HP Metabolic Dynamics

Contrary to popular belief, before gene transcription and proteins, metabolism is acutely sensitive to change. In some cases, rapid changes in substrate availability can then become a signal to initiate signaling cascades or gene transcription. Since metabolism is dynamic and the probes we develop require a relevant system, we utilize custom-designed MR-compatible bioreactors to investigate changes in the metabolism of our HP probes and compare them to other multimodality approaches.

Recently we’ve shown that the cell’s ability to transport lactate, a by-product of increased glycolytic metabolism, could inform on renal cell carcinoma aggressiveness(3). This we could visualize in an MR-compatible bioreactor system with HP pyruvate (Figure 2). We can then develop schemes to translate this phenomenon in vivo, for instance by using diffusion(4).

While changes in the metabolism of immortal cells and animal models have been used as the basis for probe and drug discovery, it has been difficult to translate these mechanisms to the clinic.
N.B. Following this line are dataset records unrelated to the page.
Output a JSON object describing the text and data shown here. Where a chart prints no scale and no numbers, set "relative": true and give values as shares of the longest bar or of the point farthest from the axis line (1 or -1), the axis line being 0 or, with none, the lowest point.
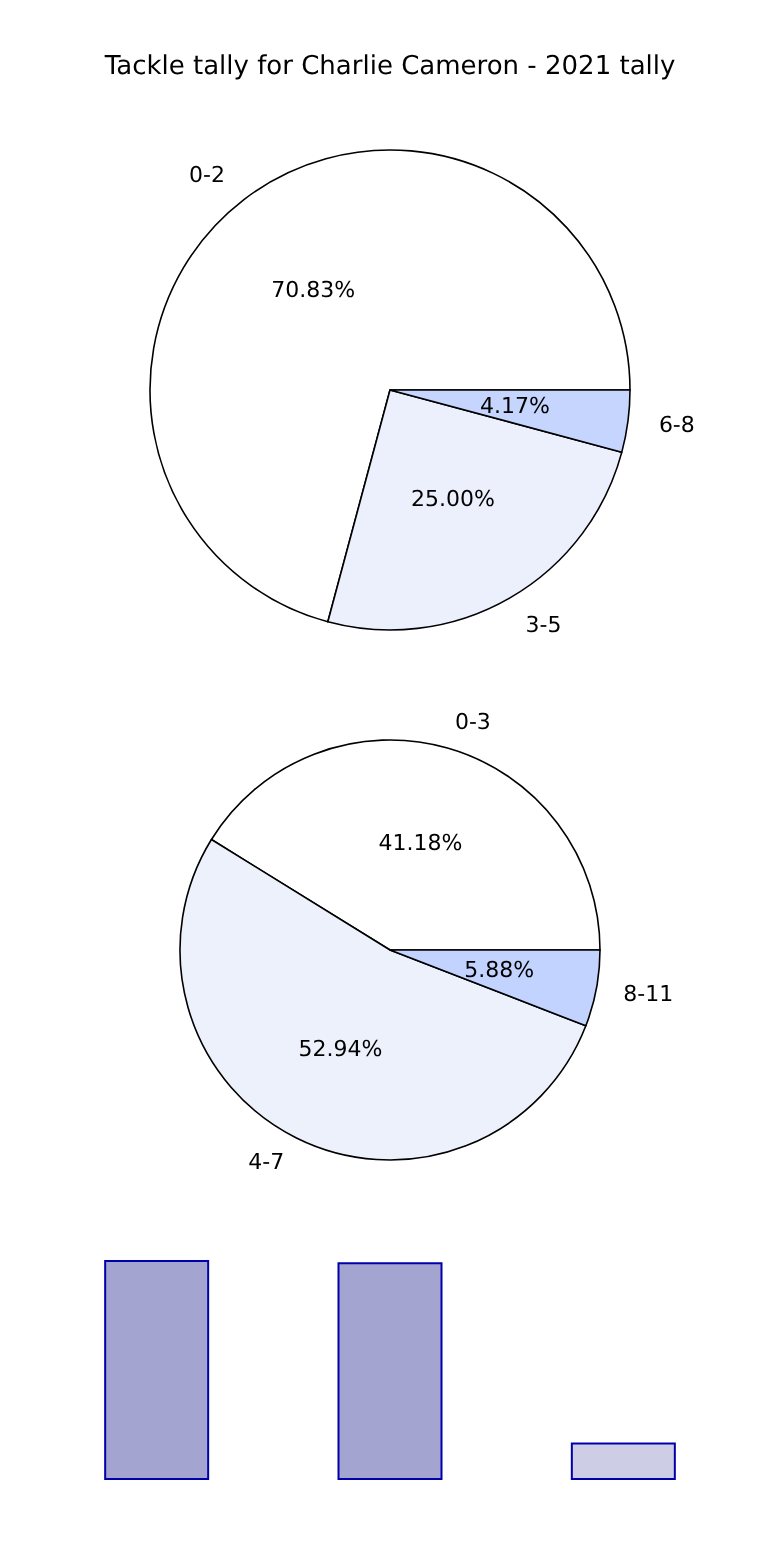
{
  "chart_data": [
    {
      "type": "pie",
      "title": "Tackle tally for Charlie Cameron - 2021 tally",
      "categories": [
        "0-2",
        "3-5",
        "6-8"
      ],
      "values": [
        70.83,
        25.0,
        4.17
      ],
      "value_labels": [
        "70.83%",
        "25.00%",
        "4.17%"
      ],
      "colors": [
        "#ffffff",
        "#ebf0fc",
        "#c5d5fe"
      ],
      "legend": false
    },
    {
      "type": "pie",
      "categories": [
        "0-3",
        "4-7",
        "8-11"
      ],
      "values": [
        41.18,
        52.94,
        5.88
      ],
      "value_labels": [
        "41.18%",
        "52.94%",
        "5.88%"
      ],
      "colors": [
        "#ffffff",
        "#edf1fb",
        "#c3d3ff"
      ],
      "legend": false
    },
    {
      "type": "bar",
      "categories": [
        null,
        null,
        null
      ],
      "values": [
        1,
        0.99,
        0.17
      ],
      "relative": true,
      "colors": [
        "#a3a5d0",
        "#a3a5d0",
        "#cdcde6"
      ]
    }
  ]
}
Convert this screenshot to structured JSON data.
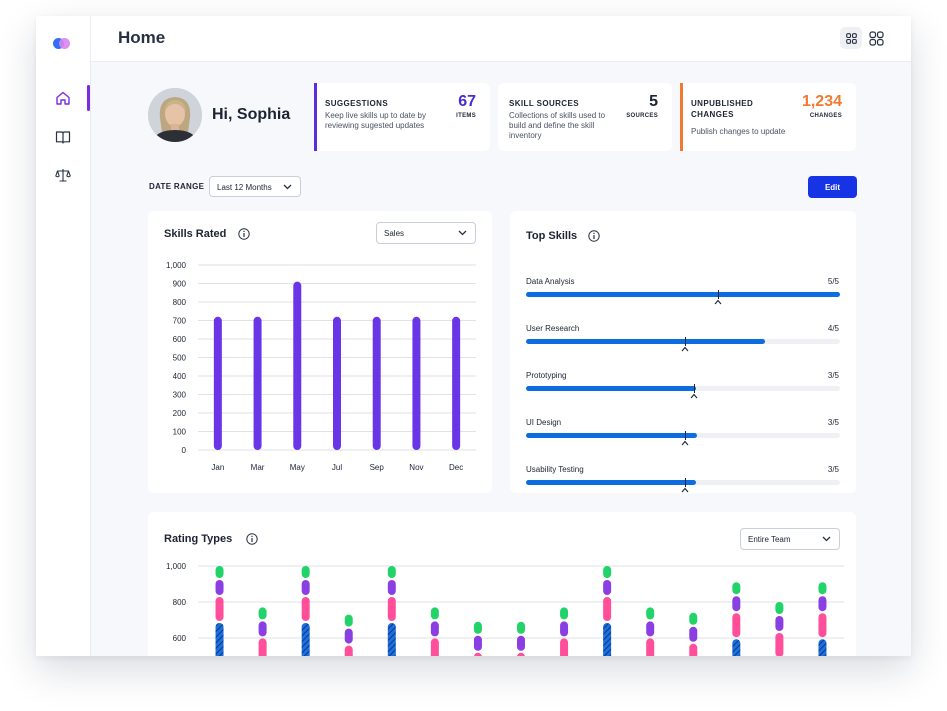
{
  "header": {
    "title": "Home"
  },
  "sidebar": {
    "items": [
      {
        "name": "home",
        "icon": "home-icon",
        "active": true
      },
      {
        "name": "library",
        "icon": "book-icon",
        "active": false
      },
      {
        "name": "compare",
        "icon": "scale-icon",
        "active": false
      }
    ]
  },
  "profile": {
    "greeting": "Hi, Sophia",
    "avatar": "avatar-photo"
  },
  "stats": [
    {
      "label": "SUGGESTIONS",
      "desc": [
        "Keep live skills up to date by",
        "reviewing sugested updates"
      ],
      "value": "67",
      "unit": "ITEMS",
      "color": "#4b2bd6"
    },
    {
      "label": "SKILL SOURCES",
      "desc": [
        "Collections of skills used to",
        "build and define the skill",
        "inventory"
      ],
      "value": "5",
      "unit": "SOURCES",
      "color": "#1c2433"
    },
    {
      "label": [
        "UNPUBLISHED",
        "CHANGES"
      ],
      "desc": [
        "Publish changes to update"
      ],
      "value": "1,234",
      "unit": "CHANGES",
      "color": "#f07a2f"
    }
  ],
  "date_range": {
    "label": "DATE RANGE",
    "value": "Last 12 Months"
  },
  "edit_button": "Edit",
  "skills_rated": {
    "title": "Skills Rated",
    "filter": "Sales",
    "chart_data": {
      "type": "bar",
      "title": "Skills Rated",
      "categories": [
        "Jan",
        "Mar",
        "May",
        "Jul",
        "Sep",
        "Nov",
        "Dec"
      ],
      "values": [
        720,
        720,
        910,
        720,
        720,
        720,
        720
      ],
      "yticks": [
        "1,000",
        "900",
        "800",
        "700",
        "600",
        "500",
        "400",
        "300",
        "200",
        "100",
        "0"
      ],
      "ylim": [
        0,
        1000
      ],
      "grid": true,
      "color": "#6a35e6"
    }
  },
  "top_skills": {
    "title": "Top Skills",
    "items": [
      {
        "name": "Data Analysis",
        "score": "5/5",
        "value": 1.0,
        "marker": 0.61
      },
      {
        "name": "User Research",
        "score": "4/5",
        "value": 0.76,
        "marker": 0.505
      },
      {
        "name": "Prototyping",
        "score": "3/5",
        "value": 0.54,
        "marker": 0.535
      },
      {
        "name": "UI Design",
        "score": "3/5",
        "value": 0.545,
        "marker": 0.505
      },
      {
        "name": "Usability Testing",
        "score": "3/5",
        "value": 0.54,
        "marker": 0.505
      }
    ]
  },
  "rating_types": {
    "title": "Rating Types",
    "filter": "Entire Team",
    "yticks": [
      "1,000",
      "800",
      "600"
    ],
    "colors": {
      "green": "#22d36a",
      "purple": "#8a3fe3",
      "pink": "#ff4f9a",
      "blue": "#1b6fe0"
    },
    "chart_data": {
      "type": "bar",
      "title": "Rating Types",
      "ylim": [
        0,
        1000
      ],
      "stack_tops": [
        1000,
        770,
        1000,
        730,
        1000,
        770,
        690,
        690,
        770,
        1000,
        770,
        740,
        910,
        800,
        910
      ]
    }
  }
}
This is possibly due to the deviation between the metabolism of these cells and the actual human condition. For this reason, we’ve begun to explore the use of human tissue slice cultures (TSCs) with our hyperpolarized probes for translation. In some recent work (5), we show that the metabolism of primary human prostate tissue slices are very different from that of immortal cells and show hyperpolarized lactate as a biomarker for prostate cancer (Figure 3). We are in the process of developing new probes for study in TSCs and their translation to the clinic.

Figure 2 Enlarge Image Figure 2 (A) Scheme of 13C-labeled carbon atom transitions used to detect C1-labeled pyruvate metabolism during the hyperpolarized experiment. (B) Fitted pyruvate-to-lactate flux and representative spectra (inset) of 13C pyruvate and lactate in the UMRC6 cells. (C) Schematic illustrating the relationship between flow rates and observed HP pyruvate-to-lactate flux in the bioreactor. At high flow rates, the extracellular lactate is more likely to flow out of the NMR coil’s sensitive volume and not contribute to the MR signal, thereby decreasing the observed pyruvate-to-lactate flux. The dotted square represents NMR sensitive region. О denotes encapsulated microspheres containing cells. █ denotes extracellular lactate. (D) HP pyruvate-to-lactate flux of UOK262 and UMRC6 cells at three different flow rates (N=5 for each). There is a decreasing trend in observed pyruvate-to-lactate flux with increasing flow rate for UOK262 cells, which transport lactate out via MCT4 at significantly higher rates (approximately 30% decrease in flux). All values are reported as mean ± std. err. * denotes significance (p<0.05). Figure 3 Enlarge Image Figure 3 Representative 31P MR spectra of living benign and malignant TSCs (A) with accompanying histology after perfusion in the bioreactor (B). These resonances represent quantitative differences in bioenergetics (E). Hyperpolarized dynamics (C, D) demonstrate the increased production of labeled HP lactate as well as the total area under the curve (AUC, F). These are correlated to changes in LDH activity (G) as well as to expression of LDHA and relevant monocarboxylate transporters (MCT1 and 4, H). All values are reported as mean ± standard error of the mean.